Plotly can plot trees, and any other graph structure, if you provide the node positions and the list of edges. Such data are provided by graph layout algorithms. `scikit- learn` plots a decision tree with matplotlib, calling the function `plot_tree`, and uses `graphviz` to get the layout.
Decision trees have Buchheim layout. The journal article, by Buchheim, that presents this algorithm can be downloaded here:
https://www.researchgate.net/publication/30508504_Improving_Walker’s_Algorithm_to_Run_in_Linear_Time.
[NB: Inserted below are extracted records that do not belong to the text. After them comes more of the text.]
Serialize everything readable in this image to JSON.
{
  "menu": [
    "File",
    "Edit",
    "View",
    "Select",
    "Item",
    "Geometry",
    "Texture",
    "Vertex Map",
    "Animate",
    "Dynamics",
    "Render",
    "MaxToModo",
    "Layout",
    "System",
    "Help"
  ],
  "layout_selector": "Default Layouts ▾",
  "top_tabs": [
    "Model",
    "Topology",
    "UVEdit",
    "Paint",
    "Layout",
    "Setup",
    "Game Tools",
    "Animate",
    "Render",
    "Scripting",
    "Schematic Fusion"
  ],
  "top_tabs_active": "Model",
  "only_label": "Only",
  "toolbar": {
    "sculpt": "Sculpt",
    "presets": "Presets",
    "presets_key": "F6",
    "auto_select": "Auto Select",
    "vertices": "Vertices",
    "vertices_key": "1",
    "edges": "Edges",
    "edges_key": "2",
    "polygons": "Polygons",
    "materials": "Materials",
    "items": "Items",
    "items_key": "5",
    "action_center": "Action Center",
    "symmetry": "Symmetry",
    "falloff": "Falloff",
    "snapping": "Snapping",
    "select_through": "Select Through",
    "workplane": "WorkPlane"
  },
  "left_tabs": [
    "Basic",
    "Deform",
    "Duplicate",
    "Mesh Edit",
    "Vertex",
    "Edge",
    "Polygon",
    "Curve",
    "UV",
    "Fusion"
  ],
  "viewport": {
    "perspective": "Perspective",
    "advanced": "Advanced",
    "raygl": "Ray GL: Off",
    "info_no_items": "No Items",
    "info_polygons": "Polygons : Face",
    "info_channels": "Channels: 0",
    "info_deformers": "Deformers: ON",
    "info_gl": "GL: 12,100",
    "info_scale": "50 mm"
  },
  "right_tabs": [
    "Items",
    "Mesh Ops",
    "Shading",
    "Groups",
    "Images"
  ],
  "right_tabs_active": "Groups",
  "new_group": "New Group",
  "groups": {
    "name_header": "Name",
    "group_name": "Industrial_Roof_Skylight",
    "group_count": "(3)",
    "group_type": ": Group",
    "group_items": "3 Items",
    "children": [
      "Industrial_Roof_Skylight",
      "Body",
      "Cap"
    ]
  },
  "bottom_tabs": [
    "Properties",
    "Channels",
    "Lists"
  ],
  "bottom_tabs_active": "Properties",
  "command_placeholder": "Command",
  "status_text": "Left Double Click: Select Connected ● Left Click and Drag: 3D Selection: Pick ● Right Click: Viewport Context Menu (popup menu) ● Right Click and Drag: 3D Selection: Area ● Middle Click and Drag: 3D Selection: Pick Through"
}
Unfortunately, neither `Networkx`, nor `igraph` provide this layout.
When I want to plot such a tree I use Julia, not Python, because the Julia package NetworkLayout.jl implements the Buchheim layout.

So it’s not possible with Python?

`graphviz` involved in plotting scikit-learn decision trees is not Python.
The only solution I see now is to implement yourself the Buchheim algorithm in Python, and to plot your decision tree with Plotly, based on the tree position, returned by your code.
You can find Plotly examples of networks (in particular trees), googling, “plotly, networks”.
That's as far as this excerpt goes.